Date Published: January 16, 2018
Publisher: Public Library of Science
Author(s): Giulio Di Minin, Andreas Postlmayr, Anton Wutz, Dina Schneidman
Abstract: Haploid cells are increasingly used for screening of complex pathways in animal genomes. Hemizygous mutations introduced through viral insertional mutagenesis can be directly selected for phenotypic changes. Here we present HaSAPPy a tool for analysing sequencing datasets of screens using insertional mutations in large pools of haploid cells. Candidate gene prediction is implemented through identification of enrichment of insertional mutations after selection by simultaneously evaluating several parameters. We have developed HaSAPPy for analysis of genetic screens for silencing factors of X chromosome inactivation in haploid mouse embryonic stem cells. To benchmark the performance, we further analyse several datasets of genetic screens in human haploid cells for which candidates have been validated. Our results support the effective candidate prediction strategy of HaSAPPy. HaSAPPy is implemented in Python, licensed under the MIT license, and is available from https://github.com/gdiminin/HaSAPPy.

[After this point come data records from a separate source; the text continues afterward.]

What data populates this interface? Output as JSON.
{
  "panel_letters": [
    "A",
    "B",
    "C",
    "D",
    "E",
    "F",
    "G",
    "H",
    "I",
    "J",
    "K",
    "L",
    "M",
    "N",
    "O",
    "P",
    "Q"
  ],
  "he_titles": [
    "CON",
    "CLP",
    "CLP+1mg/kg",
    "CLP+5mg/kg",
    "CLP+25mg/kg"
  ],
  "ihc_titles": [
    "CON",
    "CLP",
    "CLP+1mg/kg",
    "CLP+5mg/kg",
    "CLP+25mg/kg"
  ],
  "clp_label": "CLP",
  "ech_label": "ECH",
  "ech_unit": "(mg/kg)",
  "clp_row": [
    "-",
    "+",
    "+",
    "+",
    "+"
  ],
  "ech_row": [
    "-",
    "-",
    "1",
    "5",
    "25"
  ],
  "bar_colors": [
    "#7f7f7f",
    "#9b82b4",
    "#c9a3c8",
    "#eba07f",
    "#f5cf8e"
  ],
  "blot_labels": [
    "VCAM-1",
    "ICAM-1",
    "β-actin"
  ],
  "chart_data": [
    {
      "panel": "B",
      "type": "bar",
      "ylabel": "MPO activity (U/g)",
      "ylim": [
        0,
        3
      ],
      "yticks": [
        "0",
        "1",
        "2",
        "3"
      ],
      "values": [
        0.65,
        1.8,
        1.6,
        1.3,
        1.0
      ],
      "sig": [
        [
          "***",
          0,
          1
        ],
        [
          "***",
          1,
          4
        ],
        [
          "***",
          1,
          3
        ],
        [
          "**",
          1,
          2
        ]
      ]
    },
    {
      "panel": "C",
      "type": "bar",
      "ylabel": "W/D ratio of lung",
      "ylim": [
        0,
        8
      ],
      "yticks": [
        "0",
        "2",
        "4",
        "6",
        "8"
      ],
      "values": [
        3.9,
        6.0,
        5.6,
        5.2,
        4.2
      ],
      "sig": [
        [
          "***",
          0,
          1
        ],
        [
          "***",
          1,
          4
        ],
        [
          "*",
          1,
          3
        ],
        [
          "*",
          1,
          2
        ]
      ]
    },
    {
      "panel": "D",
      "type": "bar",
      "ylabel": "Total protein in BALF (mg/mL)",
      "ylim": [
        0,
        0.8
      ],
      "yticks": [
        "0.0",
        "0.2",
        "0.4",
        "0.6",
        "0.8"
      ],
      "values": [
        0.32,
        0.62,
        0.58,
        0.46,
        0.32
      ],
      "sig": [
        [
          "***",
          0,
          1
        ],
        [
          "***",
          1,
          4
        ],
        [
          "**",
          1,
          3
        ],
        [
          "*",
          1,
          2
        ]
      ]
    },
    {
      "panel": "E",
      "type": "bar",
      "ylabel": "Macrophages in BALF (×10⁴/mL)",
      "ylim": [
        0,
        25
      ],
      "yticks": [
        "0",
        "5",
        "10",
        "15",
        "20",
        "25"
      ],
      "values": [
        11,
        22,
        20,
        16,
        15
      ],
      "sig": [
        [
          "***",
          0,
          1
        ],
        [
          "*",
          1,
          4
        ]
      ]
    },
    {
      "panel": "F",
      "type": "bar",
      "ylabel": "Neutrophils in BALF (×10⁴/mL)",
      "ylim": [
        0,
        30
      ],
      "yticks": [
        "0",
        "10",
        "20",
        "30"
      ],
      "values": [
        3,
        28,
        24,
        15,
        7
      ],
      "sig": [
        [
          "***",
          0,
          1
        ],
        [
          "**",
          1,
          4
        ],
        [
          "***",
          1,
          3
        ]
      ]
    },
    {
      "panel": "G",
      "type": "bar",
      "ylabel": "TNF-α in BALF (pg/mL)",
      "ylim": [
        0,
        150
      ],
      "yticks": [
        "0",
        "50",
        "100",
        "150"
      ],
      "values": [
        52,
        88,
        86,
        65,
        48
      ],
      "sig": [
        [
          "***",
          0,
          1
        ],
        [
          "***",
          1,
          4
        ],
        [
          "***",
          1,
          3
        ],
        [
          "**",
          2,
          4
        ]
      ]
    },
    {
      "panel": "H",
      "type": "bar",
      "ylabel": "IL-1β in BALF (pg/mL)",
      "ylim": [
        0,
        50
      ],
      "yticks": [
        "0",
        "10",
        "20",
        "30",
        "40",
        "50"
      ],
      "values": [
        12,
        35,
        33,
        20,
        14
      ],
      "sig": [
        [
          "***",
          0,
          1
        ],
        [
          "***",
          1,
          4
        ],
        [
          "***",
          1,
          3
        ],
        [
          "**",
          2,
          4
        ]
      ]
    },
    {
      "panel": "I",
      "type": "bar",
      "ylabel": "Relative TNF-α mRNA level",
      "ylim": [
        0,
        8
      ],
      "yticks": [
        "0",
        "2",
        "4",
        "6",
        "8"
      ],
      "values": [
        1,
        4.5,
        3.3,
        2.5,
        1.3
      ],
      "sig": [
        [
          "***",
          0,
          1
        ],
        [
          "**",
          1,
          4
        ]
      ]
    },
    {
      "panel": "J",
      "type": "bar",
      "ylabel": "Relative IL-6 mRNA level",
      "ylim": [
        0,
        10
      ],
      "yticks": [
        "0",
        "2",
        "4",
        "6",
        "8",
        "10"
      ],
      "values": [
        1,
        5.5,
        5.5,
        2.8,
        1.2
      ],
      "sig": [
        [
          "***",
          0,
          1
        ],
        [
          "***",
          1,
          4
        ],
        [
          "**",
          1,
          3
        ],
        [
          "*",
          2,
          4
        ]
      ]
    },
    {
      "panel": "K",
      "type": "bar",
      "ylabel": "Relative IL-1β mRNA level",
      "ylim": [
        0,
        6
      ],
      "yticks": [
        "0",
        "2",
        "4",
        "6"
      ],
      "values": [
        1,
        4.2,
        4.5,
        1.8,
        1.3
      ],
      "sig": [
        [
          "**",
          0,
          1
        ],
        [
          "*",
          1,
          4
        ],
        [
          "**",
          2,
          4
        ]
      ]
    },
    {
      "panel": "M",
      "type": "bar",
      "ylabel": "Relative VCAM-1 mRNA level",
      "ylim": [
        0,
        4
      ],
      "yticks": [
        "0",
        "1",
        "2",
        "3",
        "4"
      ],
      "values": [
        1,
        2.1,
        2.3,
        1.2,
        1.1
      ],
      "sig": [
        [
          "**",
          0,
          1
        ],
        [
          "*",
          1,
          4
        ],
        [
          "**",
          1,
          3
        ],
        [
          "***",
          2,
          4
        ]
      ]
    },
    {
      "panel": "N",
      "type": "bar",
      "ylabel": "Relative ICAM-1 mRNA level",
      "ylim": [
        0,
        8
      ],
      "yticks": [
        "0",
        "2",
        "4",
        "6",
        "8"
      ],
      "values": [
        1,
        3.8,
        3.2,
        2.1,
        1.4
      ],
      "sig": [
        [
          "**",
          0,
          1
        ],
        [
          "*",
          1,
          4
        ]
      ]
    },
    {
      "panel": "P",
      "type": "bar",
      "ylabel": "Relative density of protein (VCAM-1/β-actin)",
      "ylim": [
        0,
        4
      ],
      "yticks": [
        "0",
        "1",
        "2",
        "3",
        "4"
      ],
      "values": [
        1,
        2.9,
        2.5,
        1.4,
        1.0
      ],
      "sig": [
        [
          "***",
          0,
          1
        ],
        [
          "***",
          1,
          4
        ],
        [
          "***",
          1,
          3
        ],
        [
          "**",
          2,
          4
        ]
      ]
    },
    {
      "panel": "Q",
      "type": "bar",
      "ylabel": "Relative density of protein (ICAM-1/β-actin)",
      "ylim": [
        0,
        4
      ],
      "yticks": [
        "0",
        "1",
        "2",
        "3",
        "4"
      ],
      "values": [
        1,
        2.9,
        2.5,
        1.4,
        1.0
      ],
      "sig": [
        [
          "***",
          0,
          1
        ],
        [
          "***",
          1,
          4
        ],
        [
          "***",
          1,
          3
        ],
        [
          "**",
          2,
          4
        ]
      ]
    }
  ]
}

Partial Text: Next generation sequencing (NGS) has facilitated the exploration of animal genomes in a number of areas including recent approaches for genetic screening. In mammals, screening of important biomedical pathways can be performed orders of magnitude faster in cell cultures than in the organism and at a fraction of the cost. Cell based screens have been performed using RNA interference , sequence specific nucleases , and mutagenesis of haploid cells. The latter strategy has been originally implemented in a haploid human leukemia cell line  and recently extended to haploid embryonic stem cells (ESCs). A number of successful screens illustrate the power of pooled mammalian haploid cell screening. Clinically relevant pathways [4,5] including pathogen [3,6–8] and toxin [9–12] mechanisms have been studied in human haploid cells. Haploid ESCs from mouse [13,14] and from human embryos  have been used to characterize mechanisms of drug action [13,14,16] and developmental questions [17,18].

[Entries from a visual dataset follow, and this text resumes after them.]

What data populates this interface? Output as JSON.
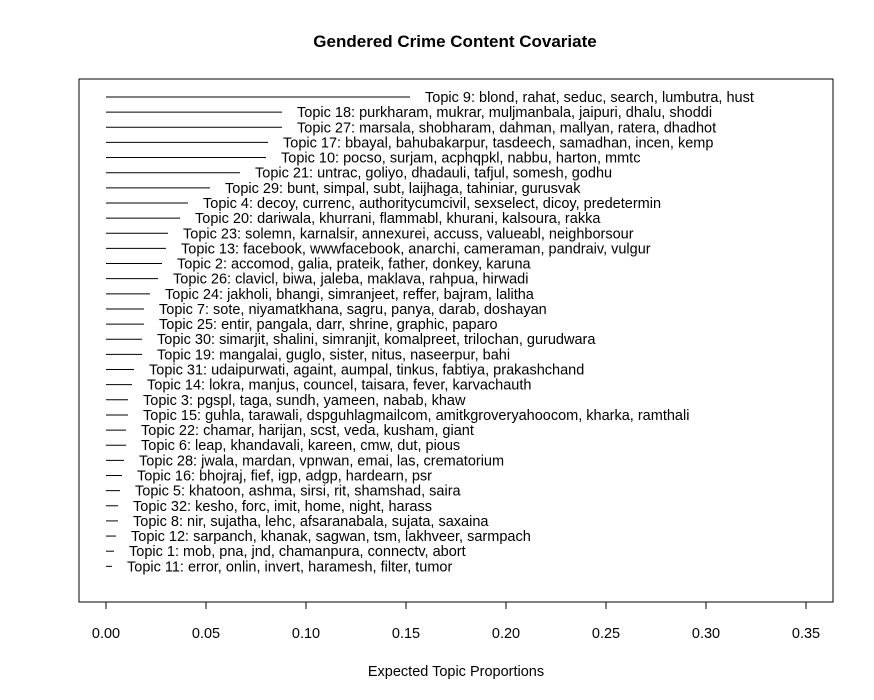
{
  "chart_data": {
    "type": "bar",
    "orientation": "horizontal",
    "title": "Gendered Crime Content Covariate",
    "xlabel": "Expected Topic Proportions",
    "ylabel": "",
    "xlim": [
      0,
      0.35
    ],
    "xticks": [
      "0.00",
      "0.05",
      "0.10",
      "0.15",
      "0.20",
      "0.25",
      "0.30",
      "0.35"
    ],
    "grid": false,
    "categories": [
      "Topic 9: blond, rahat, seduc, search, lumbutra, hust",
      "Topic 18: purkharam, mukrar, muljmanbala, jaipuri, dhalu, shoddi",
      "Topic 27: marsala, shobharam, dahman, mallyan, ratera, dhadhot",
      "Topic 17: bbayal, bahubakarpur, tasdeech, samadhan, incen, kemp",
      "Topic 10: pocso, surjam, acphqpkl, nabbu, harton, mmtc",
      "Topic 21: untrac, goliyo, dhadauli, tafjul, somesh, godhu",
      "Topic 29: bunt, simpal, subt, laijhaga, tahiniar, gurusvak",
      "Topic 4: decoy, currenc, authoritycumcivil, sexselect, dicoy, predetermin",
      "Topic 20: dariwala, khurrani, flammabl, khurani, kalsoura, rakka",
      "Topic 23: solemn, karnalsir, annexurei, accuss, valueabl, neighborsour",
      "Topic 13: facebook, wwwfacebook, anarchi, cameraman, pandraiv, vulgur",
      "Topic 2: accomod, galia, prateik, father, donkey, karuna",
      "Topic 26: clavicl, biwa, jaleba, maklava, rahpua, hirwadi",
      "Topic 24: jakholi, bhangi, simranjeet, reffer, bajram, lalitha",
      "Topic 7: sote, niyamatkhana, sagru, panya, darab, doshayan",
      "Topic 25: entir, pangala, darr, shrine, graphic, paparo",
      "Topic 30: simarjit, shalini, simranjit, komalpreet, trilochan, gurudwara",
      "Topic 19: mangalai, guglo, sister, nitus, naseerpur, bahi",
      "Topic 31: udaipurwati, againt, aumpal, tinkus, fabtiya, prakashchand",
      "Topic 14: lokra, manjus, councel, taisara, fever, karvachauth",
      "Topic 3: pgspl, taga, sundh, yameen, nabab, khaw",
      "Topic 15: guhla, tarawali, dspguhlagmailcom, amitkgroveryahoocom, kharka, ramthali",
      "Topic 22: chamar, harijan, scst, veda, kusham, giant",
      "Topic 6: leap, khandavali, kareen, cmw, dut, pious",
      "Topic 28: jwala, mardan, vpnwan, emai, las, crematorium",
      "Topic 16: bhojraj, fief, igp, adgp, hardearn, psr",
      "Topic 5: khatoon, ashma, sirsi, rit, shamshad, saira",
      "Topic 32: kesho, forc, imit, home, night, harass",
      "Topic 8: nir, sujatha, lehc, afsaranabala, sujata, saxaina",
      "Topic 12: sarpanch, khanak, sagwan, tsm, lakhveer, sarmpach",
      "Topic 1: mob, pna, jnd, chamanpura, connectv, abort",
      "Topic 11: error, onlin, invert, haramesh, filter, tumor"
    ],
    "values": [
      0.152,
      0.088,
      0.088,
      0.081,
      0.08,
      0.067,
      0.052,
      0.041,
      0.037,
      0.031,
      0.03,
      0.028,
      0.026,
      0.022,
      0.019,
      0.019,
      0.018,
      0.018,
      0.014,
      0.013,
      0.011,
      0.011,
      0.01,
      0.01,
      0.009,
      0.008,
      0.007,
      0.006,
      0.006,
      0.005,
      0.004,
      0.003
    ]
  }
}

HaSAPPy uses NGS datasets for predicting candidates from insertional mutagenesis screens in haploid cells based on selection for specific phenotypes including genetically encoded reporters, cell survival, and physical isolation of cells (Fig 1A). Gene-trap insertion sites are identified by reads starting with the first base of the genomic sequence flanking the vector insertion  (Fig 1B). Reads are preprocessed for eliminating regions with consistently low base quality and maintaining a maximum of sequence information. Subsequently, adaptor removal is performed and reads that become shorter than a threshold (default 26nt) are discarded. HaSAPPy has been preconfigured with three read mappers including the Burrows-Wheeler transform based Bowtie2 , and nvBowtie (https://github.com/NVlabs/nvbio/tree/master/nvBowtie), and the hash table index structure based NextGenMap  using a test suite . HaSAPPy also accepts pre-aligned datasets in Sequence Alignment/Map (SAM) format and a threshold for alignment quality (MAPQ).

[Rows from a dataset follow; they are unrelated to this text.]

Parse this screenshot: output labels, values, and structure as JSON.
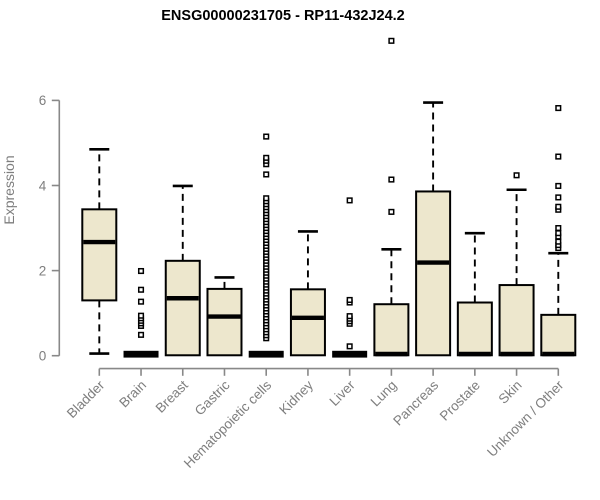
{
  "chart_data": {
    "type": "boxplot",
    "title": "ENSG00000231705 - RP11-432J24.2",
    "ylabel": "Expression",
    "xlabel": "",
    "ylim": [
      0,
      6
    ],
    "yticks": [
      0,
      2,
      4,
      6
    ],
    "grid": false,
    "legend": "none",
    "categories": [
      "Bladder",
      "Brain",
      "Breast",
      "Gastric",
      "Hematopoietic cells",
      "Kidney",
      "Liver",
      "Lung",
      "Pancreas",
      "Prostate",
      "Skin",
      "Unknown / Other"
    ],
    "series": [
      {
        "name": "Bladder",
        "whisker_low": 0.05,
        "q1": 1.3,
        "median": 2.67,
        "q3": 3.44,
        "whisker_high": 4.85,
        "outliers": []
      },
      {
        "name": "Brain",
        "whisker_low": 0.0,
        "q1": 0.0,
        "median": 0.02,
        "q3": 0.06,
        "whisker_high": 0.08,
        "outliers": [
          0.49,
          0.7,
          0.76,
          0.82,
          0.88,
          0.94,
          1.27,
          1.55,
          1.99
        ]
      },
      {
        "name": "Breast",
        "whisker_low": 0.0,
        "q1": 0.01,
        "median": 1.35,
        "q3": 2.23,
        "whisker_high": 3.99,
        "outliers": []
      },
      {
        "name": "Gastric",
        "whisker_low": 0.0,
        "q1": 0.01,
        "median": 0.92,
        "q3": 1.57,
        "whisker_high": 1.84,
        "outliers": []
      },
      {
        "name": "Hematopoietic cells",
        "whisker_low": 0.0,
        "q1": 0.0,
        "median": 0.02,
        "q3": 0.06,
        "whisker_high": 0.08,
        "outliers": [
          0.41,
          0.48,
          0.55,
          0.62,
          0.69,
          0.76,
          0.83,
          0.9,
          0.97,
          1.04,
          1.11,
          1.18,
          1.25,
          1.32,
          1.39,
          1.46,
          1.53,
          1.6,
          1.67,
          1.74,
          1.81,
          1.88,
          1.95,
          2.02,
          2.09,
          2.16,
          2.23,
          2.3,
          2.37,
          2.44,
          2.51,
          2.58,
          2.65,
          2.72,
          2.79,
          2.86,
          2.93,
          3.0,
          3.07,
          3.14,
          3.21,
          3.28,
          3.35,
          3.42,
          3.49,
          3.56,
          3.63,
          3.7,
          4.26,
          4.5,
          4.58,
          4.65,
          5.15
        ]
      },
      {
        "name": "Kidney",
        "whisker_low": 0.0,
        "q1": 0.01,
        "median": 0.89,
        "q3": 1.56,
        "whisker_high": 2.92,
        "outliers": []
      },
      {
        "name": "Liver",
        "whisker_low": 0.0,
        "q1": 0.0,
        "median": 0.02,
        "q3": 0.06,
        "whisker_high": 0.08,
        "outliers": [
          0.22,
          0.75,
          0.81,
          0.87,
          0.93,
          1.25,
          1.31,
          3.65
        ]
      },
      {
        "name": "Lung",
        "whisker_low": 0.0,
        "q1": 0.01,
        "median": 0.04,
        "q3": 1.21,
        "whisker_high": 2.5,
        "outliers": [
          3.38,
          4.14,
          7.4
        ]
      },
      {
        "name": "Pancreas",
        "whisker_low": 0.0,
        "q1": 0.01,
        "median": 2.19,
        "q3": 3.86,
        "whisker_high": 5.95,
        "outliers": []
      },
      {
        "name": "Prostate",
        "whisker_low": 0.0,
        "q1": 0.01,
        "median": 0.04,
        "q3": 1.25,
        "whisker_high": 2.88,
        "outliers": []
      },
      {
        "name": "Skin",
        "whisker_low": 0.0,
        "q1": 0.01,
        "median": 0.04,
        "q3": 1.66,
        "whisker_high": 3.9,
        "outliers": [
          4.24
        ]
      },
      {
        "name": "Unknown / Other",
        "whisker_low": 0.0,
        "q1": 0.01,
        "median": 0.04,
        "q3": 0.96,
        "whisker_high": 2.41,
        "outliers": [
          2.53,
          2.6,
          2.68,
          2.8,
          2.88,
          3.0,
          3.43,
          3.5,
          3.72,
          3.99,
          4.68,
          5.82
        ]
      }
    ],
    "colors": {
      "box_fill": "#EDE7CD",
      "box_border": "#000000",
      "median": "#000000",
      "whisker": "#000000",
      "outlier_stroke": "#000000",
      "outlier_fill": "#FFFFFF",
      "axis_line": "#888888",
      "axis_text": "#7E7E7E",
      "title": "#000000"
    }
  }
}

We developed HaSAPPy by analysing a screen for silencing factors in X inactivation , which used an inducible Xist expression system in haploid mouse ESCs for identifying mutations that mediate cell survival by escaping inactivation of the X chromosome. 7 control (SRX1060416) and 7 selected (SRX1060407) datasets with a total of 300 million reads were analysed on workstations with Ubuntu Linux version 14.04, at least 32 gigabytes memory, and graphics processing units (GPUs). Runtimes between 90 minutes and 3 hours were predominated by read mapping and subsequent analyses were also performed on a Macbook (Intel Core i7, 2.3GHz) in 30 minutes. We have evaluated different read mappers and alignment parameters by benchmarking on experimental and generated read datasets using a previously published test suite . As a result HaSAPPy is preconfigured to run with Bowtie2 , nvBowtie, and NextGenMap . The latter two aligners utilize accelerators for speeding up read alignment by taking advantage of recent hardware developments. Although some differences in the number of insertions assigned to candidate genes were observed (Fig 3A, S2 Fig, Table A in S1 Text), our results suggest that GPUs can be effective in speeding up read mapping without a loss in sensitivity consistent with earlier results [25,26].
Analyses of genetic screens require sensitivity to avoid missing individual candidates. Pathways can be represented by single candidates, when redundancy or lethality reduces opportunities of discovery. Conversely, false predictions can lead to costly experimental validation, which limits the number of genes that are followed up. Therefore there is a need for effective candidate ranking. NGS datasets from genetic screens require strategies to identify evidence for selection and reduce technical noise that differ from other sequencing analysis problems. Our study introduces three methodical procedures for candidate prediction in haploid screens.